The way that his voice punches new rhythms into those lines makes the verse so much more dynamic than the written lyrics would have you believe. I could hand you those lyrics written on a piece of paper and maybe, like a monkey at a typewriter, you would eventually land on the same rhythm as Wayne, but it would probably take a hundred tries. But even all of that doesn't get to the best line here, where, after boasting about drinking lean like it's a virgin daquiri, Wayne quips, "my insides feelin' like a lava lamp." For years we've joked about Migos being better than The Beatles, which is a great joke in part because the two acts actually have a pretty similar aesthetic, with bright colors, coke bottle sunglasses, and lots of weed mixed into their formula.

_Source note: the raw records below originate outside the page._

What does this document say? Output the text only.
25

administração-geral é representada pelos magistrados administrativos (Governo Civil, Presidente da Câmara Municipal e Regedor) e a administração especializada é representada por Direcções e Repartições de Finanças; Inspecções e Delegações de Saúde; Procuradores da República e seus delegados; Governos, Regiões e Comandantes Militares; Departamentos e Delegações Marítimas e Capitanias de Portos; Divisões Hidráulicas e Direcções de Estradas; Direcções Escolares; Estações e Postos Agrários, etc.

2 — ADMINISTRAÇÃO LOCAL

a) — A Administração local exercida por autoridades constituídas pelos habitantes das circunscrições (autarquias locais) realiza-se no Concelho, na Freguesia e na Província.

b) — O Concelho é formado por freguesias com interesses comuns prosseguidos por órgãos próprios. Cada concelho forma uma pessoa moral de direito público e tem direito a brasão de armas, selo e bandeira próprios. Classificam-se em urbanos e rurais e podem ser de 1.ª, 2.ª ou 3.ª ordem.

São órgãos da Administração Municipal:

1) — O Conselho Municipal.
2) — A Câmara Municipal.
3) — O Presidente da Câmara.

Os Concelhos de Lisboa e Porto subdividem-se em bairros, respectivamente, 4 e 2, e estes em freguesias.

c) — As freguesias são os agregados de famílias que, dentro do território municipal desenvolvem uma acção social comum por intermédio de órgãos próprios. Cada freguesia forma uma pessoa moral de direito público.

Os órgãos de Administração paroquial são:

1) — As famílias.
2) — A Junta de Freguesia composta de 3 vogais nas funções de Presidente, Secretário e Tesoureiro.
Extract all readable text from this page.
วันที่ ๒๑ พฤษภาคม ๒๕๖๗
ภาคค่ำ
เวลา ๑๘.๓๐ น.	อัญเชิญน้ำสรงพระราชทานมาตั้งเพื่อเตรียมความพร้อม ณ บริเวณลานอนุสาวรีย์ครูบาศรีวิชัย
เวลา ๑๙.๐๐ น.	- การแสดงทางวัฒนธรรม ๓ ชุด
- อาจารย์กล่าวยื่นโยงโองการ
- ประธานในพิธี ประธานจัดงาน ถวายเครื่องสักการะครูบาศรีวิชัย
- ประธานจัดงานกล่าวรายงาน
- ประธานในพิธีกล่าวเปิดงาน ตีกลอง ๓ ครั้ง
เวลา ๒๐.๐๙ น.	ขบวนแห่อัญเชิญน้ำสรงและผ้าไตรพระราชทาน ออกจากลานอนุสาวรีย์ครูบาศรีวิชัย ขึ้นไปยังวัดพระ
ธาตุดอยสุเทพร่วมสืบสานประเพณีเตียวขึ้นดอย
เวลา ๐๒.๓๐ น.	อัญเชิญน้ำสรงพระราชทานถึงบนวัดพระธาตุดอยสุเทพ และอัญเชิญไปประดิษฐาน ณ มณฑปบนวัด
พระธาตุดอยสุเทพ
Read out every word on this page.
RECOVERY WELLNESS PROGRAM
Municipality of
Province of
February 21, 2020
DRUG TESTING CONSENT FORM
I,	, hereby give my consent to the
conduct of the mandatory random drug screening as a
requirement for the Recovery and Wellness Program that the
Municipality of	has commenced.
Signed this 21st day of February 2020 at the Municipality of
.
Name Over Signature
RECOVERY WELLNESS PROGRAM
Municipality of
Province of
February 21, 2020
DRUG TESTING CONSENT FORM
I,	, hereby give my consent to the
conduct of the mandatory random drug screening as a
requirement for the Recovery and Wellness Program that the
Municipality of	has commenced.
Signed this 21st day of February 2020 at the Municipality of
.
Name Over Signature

And if Migos are the Beatles, then contemporary Atlanta trap can't be that far removed from the heyday of late 60s and 70s rock (I've also mentioned before that Auto-Tune is our electric guitar; we have our own Hendrix; etc.). All of which is to say: The lava lamp line is topical. Now listen to Quavo and Lucci float away with this song's melody, which is great, and be happy that you were here to witness hip-hop's true golden era, the era of the Migos et. al.

As an added note, since this audio track is a WorldStarHipHop exclusive, allow me to share my condolences about Q from WorldStar, who passed away yesterday. Nobody changed the game more than him, so let's stream some fire tracks in his memory.